Further analysis to Improve separation performance

To assess the ability of individual eye movements parameters to separate between VF loss groups (no vs. moderate VF loss; no vs. advanced VF loss), receiver operating characteristics (ROCs) were computed using individual eye movement parameters (e.g., saccade amplitude, BCEA, and KDE). To try to improve the separation between the groups, multiple eye movement features were extracted and analyzed using machine learning techniques. Eighty-four additional features were extracted from the saccadic movements (see Figure S2), following similar procedure introduced by Crabb et al.24. In total, 87 features were analyzed for each video (86 features for the images). The features were serialized into a vector and were transformed into a new space using kernel principal component analysis (KPCA).
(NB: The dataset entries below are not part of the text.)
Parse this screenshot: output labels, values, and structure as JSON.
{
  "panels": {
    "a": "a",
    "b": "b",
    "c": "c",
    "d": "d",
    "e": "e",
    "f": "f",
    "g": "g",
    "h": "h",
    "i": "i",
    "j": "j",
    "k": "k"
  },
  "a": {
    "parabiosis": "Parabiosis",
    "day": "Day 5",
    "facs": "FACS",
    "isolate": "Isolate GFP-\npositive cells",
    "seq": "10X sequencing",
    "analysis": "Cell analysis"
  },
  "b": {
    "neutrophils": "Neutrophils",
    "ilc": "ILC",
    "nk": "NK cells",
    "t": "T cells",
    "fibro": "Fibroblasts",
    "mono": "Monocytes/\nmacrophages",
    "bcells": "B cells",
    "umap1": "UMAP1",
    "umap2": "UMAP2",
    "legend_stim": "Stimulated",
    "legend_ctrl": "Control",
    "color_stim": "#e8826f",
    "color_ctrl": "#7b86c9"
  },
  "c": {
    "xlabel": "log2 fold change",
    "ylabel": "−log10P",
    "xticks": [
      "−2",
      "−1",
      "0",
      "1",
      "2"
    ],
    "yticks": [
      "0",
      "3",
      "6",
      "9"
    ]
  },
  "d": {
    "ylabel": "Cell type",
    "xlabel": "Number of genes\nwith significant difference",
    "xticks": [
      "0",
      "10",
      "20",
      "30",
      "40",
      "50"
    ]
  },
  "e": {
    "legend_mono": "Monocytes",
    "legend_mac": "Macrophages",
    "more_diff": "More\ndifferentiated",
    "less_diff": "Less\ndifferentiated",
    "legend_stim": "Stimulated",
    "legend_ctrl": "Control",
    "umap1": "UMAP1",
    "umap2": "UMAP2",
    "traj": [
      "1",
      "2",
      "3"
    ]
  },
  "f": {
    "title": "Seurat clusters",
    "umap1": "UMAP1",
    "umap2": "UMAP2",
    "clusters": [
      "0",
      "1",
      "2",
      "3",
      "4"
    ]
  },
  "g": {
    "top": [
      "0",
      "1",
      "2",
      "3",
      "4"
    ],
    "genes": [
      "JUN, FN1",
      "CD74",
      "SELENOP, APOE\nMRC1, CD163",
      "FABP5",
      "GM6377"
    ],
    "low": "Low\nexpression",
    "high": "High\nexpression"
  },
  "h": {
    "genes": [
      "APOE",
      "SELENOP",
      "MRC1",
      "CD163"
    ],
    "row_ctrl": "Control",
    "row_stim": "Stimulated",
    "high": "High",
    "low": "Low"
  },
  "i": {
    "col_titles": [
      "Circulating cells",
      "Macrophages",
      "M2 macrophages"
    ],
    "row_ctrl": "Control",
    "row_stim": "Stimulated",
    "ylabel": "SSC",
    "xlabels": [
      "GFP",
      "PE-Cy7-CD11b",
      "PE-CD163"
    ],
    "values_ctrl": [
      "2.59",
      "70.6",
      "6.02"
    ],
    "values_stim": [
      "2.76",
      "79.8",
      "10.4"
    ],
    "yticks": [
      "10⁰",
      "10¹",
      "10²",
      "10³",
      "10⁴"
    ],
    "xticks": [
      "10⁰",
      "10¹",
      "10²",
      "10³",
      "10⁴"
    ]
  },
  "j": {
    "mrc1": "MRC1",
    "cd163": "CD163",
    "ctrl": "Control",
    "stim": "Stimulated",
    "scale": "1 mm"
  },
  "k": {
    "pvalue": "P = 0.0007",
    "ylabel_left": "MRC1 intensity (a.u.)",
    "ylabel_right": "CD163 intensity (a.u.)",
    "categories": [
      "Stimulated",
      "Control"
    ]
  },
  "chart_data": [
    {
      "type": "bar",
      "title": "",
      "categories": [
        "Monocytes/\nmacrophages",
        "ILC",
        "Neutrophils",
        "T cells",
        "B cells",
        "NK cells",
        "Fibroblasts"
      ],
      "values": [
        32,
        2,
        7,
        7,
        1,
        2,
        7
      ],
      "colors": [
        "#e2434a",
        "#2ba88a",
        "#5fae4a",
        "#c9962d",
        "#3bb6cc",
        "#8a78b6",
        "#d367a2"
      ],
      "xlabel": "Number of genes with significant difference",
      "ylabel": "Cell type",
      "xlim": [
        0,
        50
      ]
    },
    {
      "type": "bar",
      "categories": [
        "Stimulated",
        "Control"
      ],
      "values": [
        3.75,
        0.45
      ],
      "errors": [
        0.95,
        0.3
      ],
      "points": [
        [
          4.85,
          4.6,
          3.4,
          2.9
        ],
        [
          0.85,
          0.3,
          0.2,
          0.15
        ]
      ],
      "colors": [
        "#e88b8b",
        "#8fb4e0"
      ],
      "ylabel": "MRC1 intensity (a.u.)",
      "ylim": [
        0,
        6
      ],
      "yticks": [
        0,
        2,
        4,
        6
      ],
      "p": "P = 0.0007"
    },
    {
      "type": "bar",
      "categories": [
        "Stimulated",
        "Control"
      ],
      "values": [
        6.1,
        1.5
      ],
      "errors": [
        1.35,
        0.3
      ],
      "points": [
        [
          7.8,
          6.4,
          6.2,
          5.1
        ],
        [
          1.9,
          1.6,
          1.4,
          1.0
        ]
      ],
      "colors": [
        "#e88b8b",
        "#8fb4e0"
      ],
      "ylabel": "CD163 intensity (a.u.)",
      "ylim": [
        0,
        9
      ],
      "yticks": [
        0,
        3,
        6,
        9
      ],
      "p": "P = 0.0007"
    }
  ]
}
The KPCA analysis extracted principal components (or features) from a high-dimensional feature space that are nonlinearly related to the input variables (i.e., features from each participant). The feature space, also known as the kernel matrix, contains distances between the features of each participant and was of size (N X N), where N is the number of participants. The distance Kij between feature vectors of two participants, i and j is computed using the following Gaussian kernel:

$${K}_{ij}=\gamma {|{X}_{i}-{X}_{j}|}^{2}\text{.}$$
(2)

Where \(\gamma \) is the variance and its value was determined using cross-validation (see Table S2). The resulting kernel matrix was normalized and decomposed to its principal components (eigenvector). The dimension of the feature vector was reduced by selecting eigenvectors with the corresponding highest eigenvalues. The resulting features were classified using AdaBoost classifier65,66. The AdaBoost algorithm recursively generates classifier that learns from the previous weak classifier by focusing on the hard to classify instances. The final prediction was the weighted sum of the weak classifiers. We used a Decision tree classifier as a weak learner. Best performing parameters (variance of the gaussian in KPCA, the depth of decision trees, the learning rate) were selected using cross-validation (see Table S2).